The computer I have in my shop is just a Raspberry pi, but I don’t run easel on it. I use Sammy Kamkar’s method, where I have just the easel driver installed on the shop raspberry pi. My computer running easel stays in my office, inside the house. My office computer sends the GCode to the raspberry pi over my wifi network. To get the job going I have remote access installed on my office computer, so I just take my ipad in with me to the shop that displays my desktop computer’s screen which is running Easel. From there I can tell it to start, the carve, do the probing etc. Once the job is kicked off I can then leave the shop with my ipad in hand. The nice thing about this setup is I can be in anywhere in my home just have to have my ipad and I can see the status of the carve, stop or pause it. I wish Easel showed a graphical progress like what it shows when it does a preview. I don’t have to have an expensive computer eating woodchips, dust - my shop is for woodworking not computing. Tossing a cheap computer away if / when it fails is not a big deal. I’ve spent more on router bits than I did on the Raspberry pi.

1 Like

Rich, thank you so much for the detailed explanation. I came here with 2 questions this morning and you touched on both. The system you described sounds perfect. I am in the process of moving my machine to a new table- and building filtered and ventilated storage space beneath. This is my attempt at keeping the dust off the electrical equipment.
In my shop I have 2 ‘gaming’ computers (please excuse my elementary level technical vocabulary) purchased new in 2020 and 2021, and an old one I just run music and quick internet searches. The 2 newer computers both run easel- 1 in a semi-protected office space, and 1 gets crapped on daily underneath the cnc. I have a couple of dust shields set up, but it is severely abused, and this may be part of my problem.
I have a projector set up from an HDMI for a display behind the machine. At first, I had no problems watching renderings in Easel as they carved. I didn’t think anything of streaming Pandora, searching the internet, and running CAD as the machine carved.
Then… things started to happen.
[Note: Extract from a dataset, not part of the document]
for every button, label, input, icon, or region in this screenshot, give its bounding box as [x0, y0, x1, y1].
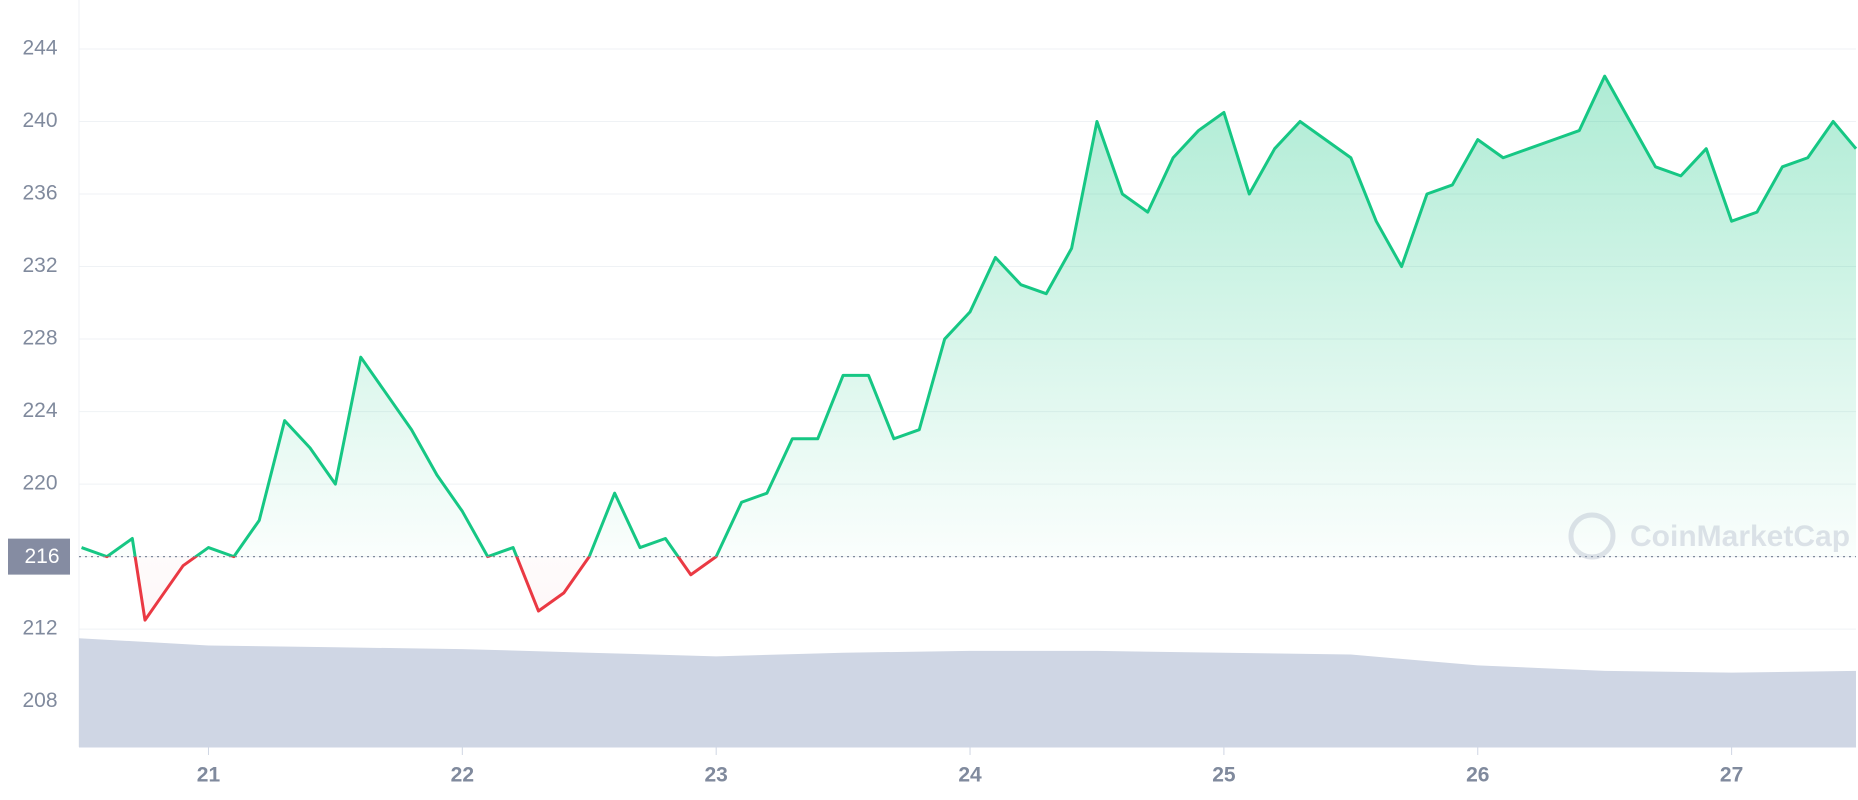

I’ve definitely checked all of the likely suspects (change power saver settings, firmware updates) so I swapped out my computer towers- loaded Easel drivers and firmware with no change. So I began addressing what I could about my specific machine- changed from Google to Firefox, ran an Ethernet cable instead of wifi, knocked down all other programs I could, and began obsessively watching my resource monitor as my available memory kept topping out as Easel tries to load a detailed preview. All of this I can handle- but the unpredictable mid-carve stops are costing me a lot of time and patience. If I just set up and totally leave the machine alone (don’t even look at it) with no vacuum and running nothing else in the shop… it seems to be alright.

But that’s no way to live. I want the dream that you have now. I’ll be going down the Sammy Kamkar rabbit hole today, looks like.

Oh- so dedicated PC is the conclusion I’ve come to as well. I don’t know anything about the Rasperry Pi but is that essentially what you use it for? A dedicated processor (processor?) to do nothing but send code from Easel to CNC?

I really appreciate the time- thanks again!

1 Like

This topic was automatically closed 90 days after the last reply. New replies are no longer allowed.